Il reste quand même que le tour :
2. _Ce à quoi elle rêvait, c'était la Guadeloupe  _(sans à) est possible.
L'emploi de "à" est-il _emphatique_ ? Peut-être, je ne sais pas.


----------



## Chimel

Marie3933 said:


> Bien d’accord avec CapnPrep et Alacritas car si on remplace le pronom neutre _ce_ par un nom, on n’a plus affaire au tour emphatique « ce qui/ que/ dont/ à quoi…, c’est… » qui fait l’objet de ce fil.


_Le dessert que je préfère, c'est la mouse au chocolat_ n'est pas une tournure emphatique, alors?

J'ai du mal à voir la différence avec _Ce que je préfère, c'est la mousse au chocolat_.


----------



## Ra.Os

Bonjour,
J'ai vu cette phrase dans un exercice de grammaire : _Ce dont Marc a peur, ce n'est pas du baccalauréat, mais de l'examen du permis de conduire_. 
Ma question est que _du_ et _de l'_ sont obligatoires dans les deux autres propositions ? _Ce dont Marc a peur, ce n'est pas LE baccalauréat, mais L'examen du permis de conduire_ ne serait pas correct ? Donc dans ce cas, il faut garder la préposition _de_, parce que c'est _avoir peur de qqch_, ou bien on peut utiliser tout simplement l'article défini aussi ? Et sans "ce dont", on devrait dire par exemple _C'est du baccalauréat dont il a peur_ ou plutôt _C'est le baccalauréat dont il a peur_ ? 
Merci de votre aide !


----------



## OLN

Bonjour Ra.Os

La répétition de la préposition n'est pas du tout obligatoire.
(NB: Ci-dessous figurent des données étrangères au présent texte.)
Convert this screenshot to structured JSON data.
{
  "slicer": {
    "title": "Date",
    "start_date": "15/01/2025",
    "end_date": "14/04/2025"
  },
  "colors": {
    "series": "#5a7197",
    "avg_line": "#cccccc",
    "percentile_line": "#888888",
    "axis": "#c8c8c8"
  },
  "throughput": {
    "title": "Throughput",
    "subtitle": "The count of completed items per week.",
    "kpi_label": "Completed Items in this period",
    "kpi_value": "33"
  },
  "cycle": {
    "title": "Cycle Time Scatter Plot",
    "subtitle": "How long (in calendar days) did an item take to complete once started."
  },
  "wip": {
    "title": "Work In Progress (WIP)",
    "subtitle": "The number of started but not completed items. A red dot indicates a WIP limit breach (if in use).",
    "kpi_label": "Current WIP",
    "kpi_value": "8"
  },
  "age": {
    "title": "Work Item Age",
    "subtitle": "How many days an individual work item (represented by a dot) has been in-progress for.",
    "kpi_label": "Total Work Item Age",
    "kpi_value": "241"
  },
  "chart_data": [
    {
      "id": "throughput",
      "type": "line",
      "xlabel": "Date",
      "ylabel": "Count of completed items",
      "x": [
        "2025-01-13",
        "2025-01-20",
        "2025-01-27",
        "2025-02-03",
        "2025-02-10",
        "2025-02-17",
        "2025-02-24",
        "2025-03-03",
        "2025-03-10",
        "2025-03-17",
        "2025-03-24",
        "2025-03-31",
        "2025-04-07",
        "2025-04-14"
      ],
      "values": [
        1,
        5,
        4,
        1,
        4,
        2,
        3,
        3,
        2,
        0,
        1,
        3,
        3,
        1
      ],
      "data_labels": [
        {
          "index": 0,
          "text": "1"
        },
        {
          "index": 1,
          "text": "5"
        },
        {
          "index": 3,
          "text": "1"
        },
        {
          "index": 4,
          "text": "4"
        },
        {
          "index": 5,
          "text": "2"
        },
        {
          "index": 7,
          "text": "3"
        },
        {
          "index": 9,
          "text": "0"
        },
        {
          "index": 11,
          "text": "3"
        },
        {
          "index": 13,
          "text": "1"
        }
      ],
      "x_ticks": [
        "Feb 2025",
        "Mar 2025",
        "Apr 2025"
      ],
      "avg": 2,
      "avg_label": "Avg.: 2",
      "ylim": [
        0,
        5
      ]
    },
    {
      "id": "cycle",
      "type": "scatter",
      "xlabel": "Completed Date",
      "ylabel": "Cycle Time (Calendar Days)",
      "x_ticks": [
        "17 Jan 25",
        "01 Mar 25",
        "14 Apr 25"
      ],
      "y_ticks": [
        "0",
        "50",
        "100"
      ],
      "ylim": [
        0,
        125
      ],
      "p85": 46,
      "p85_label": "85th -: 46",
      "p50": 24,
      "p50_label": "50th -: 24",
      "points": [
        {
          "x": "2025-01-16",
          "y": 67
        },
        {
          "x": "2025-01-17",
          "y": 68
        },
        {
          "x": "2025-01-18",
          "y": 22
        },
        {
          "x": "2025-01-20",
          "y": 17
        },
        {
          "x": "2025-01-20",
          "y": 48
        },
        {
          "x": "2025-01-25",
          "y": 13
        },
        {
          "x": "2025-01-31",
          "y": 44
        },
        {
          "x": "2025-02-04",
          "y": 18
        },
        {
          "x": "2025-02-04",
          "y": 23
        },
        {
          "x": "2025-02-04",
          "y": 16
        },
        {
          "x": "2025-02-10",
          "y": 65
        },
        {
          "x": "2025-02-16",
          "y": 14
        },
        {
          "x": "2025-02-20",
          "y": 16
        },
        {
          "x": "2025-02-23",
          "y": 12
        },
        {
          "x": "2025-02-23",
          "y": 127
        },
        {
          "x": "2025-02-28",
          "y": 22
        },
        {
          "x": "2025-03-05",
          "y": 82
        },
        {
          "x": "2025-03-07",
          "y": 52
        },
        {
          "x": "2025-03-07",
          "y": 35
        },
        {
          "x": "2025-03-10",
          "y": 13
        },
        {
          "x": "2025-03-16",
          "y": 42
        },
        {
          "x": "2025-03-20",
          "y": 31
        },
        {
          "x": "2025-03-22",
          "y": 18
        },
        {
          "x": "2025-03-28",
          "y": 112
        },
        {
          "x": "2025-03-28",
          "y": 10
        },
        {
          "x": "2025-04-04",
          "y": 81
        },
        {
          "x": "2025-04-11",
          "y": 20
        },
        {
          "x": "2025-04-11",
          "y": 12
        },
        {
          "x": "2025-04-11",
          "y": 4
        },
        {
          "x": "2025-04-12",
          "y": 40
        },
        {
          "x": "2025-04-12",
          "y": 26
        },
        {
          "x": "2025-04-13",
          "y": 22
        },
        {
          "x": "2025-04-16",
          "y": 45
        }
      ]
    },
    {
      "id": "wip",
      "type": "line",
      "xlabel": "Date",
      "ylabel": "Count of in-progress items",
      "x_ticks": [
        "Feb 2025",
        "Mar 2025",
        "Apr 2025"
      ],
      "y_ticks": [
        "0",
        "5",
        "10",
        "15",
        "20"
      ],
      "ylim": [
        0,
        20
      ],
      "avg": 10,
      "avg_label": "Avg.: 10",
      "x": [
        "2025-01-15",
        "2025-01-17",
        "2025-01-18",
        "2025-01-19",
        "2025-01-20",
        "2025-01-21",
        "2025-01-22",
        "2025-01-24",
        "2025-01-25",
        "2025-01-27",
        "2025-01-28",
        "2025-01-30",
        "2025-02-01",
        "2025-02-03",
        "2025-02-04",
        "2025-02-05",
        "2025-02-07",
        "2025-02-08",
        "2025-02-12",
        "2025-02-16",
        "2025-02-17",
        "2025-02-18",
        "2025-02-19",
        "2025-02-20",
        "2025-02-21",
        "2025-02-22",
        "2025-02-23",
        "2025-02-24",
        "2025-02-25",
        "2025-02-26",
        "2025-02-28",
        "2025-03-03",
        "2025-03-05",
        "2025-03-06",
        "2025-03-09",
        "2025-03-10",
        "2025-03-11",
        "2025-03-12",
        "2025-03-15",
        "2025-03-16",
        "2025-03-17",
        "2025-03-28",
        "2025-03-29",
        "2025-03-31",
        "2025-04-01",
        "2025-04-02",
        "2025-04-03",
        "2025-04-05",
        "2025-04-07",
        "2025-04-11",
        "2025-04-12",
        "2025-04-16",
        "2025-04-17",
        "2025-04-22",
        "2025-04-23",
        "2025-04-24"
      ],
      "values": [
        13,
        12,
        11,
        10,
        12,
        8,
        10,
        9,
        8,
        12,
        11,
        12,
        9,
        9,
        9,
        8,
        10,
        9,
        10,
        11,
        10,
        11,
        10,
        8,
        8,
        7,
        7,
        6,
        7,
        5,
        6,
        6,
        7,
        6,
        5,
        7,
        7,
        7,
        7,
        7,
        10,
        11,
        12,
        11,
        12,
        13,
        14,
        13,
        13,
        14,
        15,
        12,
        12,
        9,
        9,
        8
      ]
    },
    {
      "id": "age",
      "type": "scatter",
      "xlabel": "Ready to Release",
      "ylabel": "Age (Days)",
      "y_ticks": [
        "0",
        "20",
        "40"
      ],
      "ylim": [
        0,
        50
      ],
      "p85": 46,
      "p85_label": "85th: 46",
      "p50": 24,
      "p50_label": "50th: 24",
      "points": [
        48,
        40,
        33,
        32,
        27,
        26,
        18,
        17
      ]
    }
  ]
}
Les deux tournures (avec et sans _de_) s'emploient.

Extrait du _Bon usage _:


> Avec les tours _ce dont je me plains, c'est_ ..., c_e à quoi je m'intéresse, c'est.._., la tradition est de ne pas répéter la préposition après _c'est_, mais il y a, dans l'usage moderne, une forte tendance à la répéter ou à utiliser _dont_ (qui en quelque sorte inclut _de_).



Je copie quelques exemples donnés :
• Sans répétition :
- Ce DONT je suis redevable à cette confession [...], c'est l'apaisement de notre conscience (MAURIAC) 
- Ce A quoi il faut toujours revenir, c'est l'organisation minutieuse du lendemain et la prévision (Ch. DU BOS)
• Avec répétition : 
- Ce DONT elle avait besoin, c'était *DE* ce mouvement autour d'elle (MAUROIS)
- Ce À quoi je parviens le plus difficilement à croire, c'est *À* ma propre réalité  (MAUROIS)
- Ce DONT j'étais surtout dépourvu, c'était *DES* moyens de manifester mes sentiments (DUHAMEL)


----------



## Terio

La tendance à la répétition est forte, en effet. Je n'oserais pas écrire comme Mauriac et de Du Bos.


----------



## Maître Capello

Moi c'est au contraire l'omission de la préposition qui spontanément me vient le plus souvent.  Mais je dois bien avouer que dans certains contextes, c'est la répétition que je trouve plus naturelle.


----------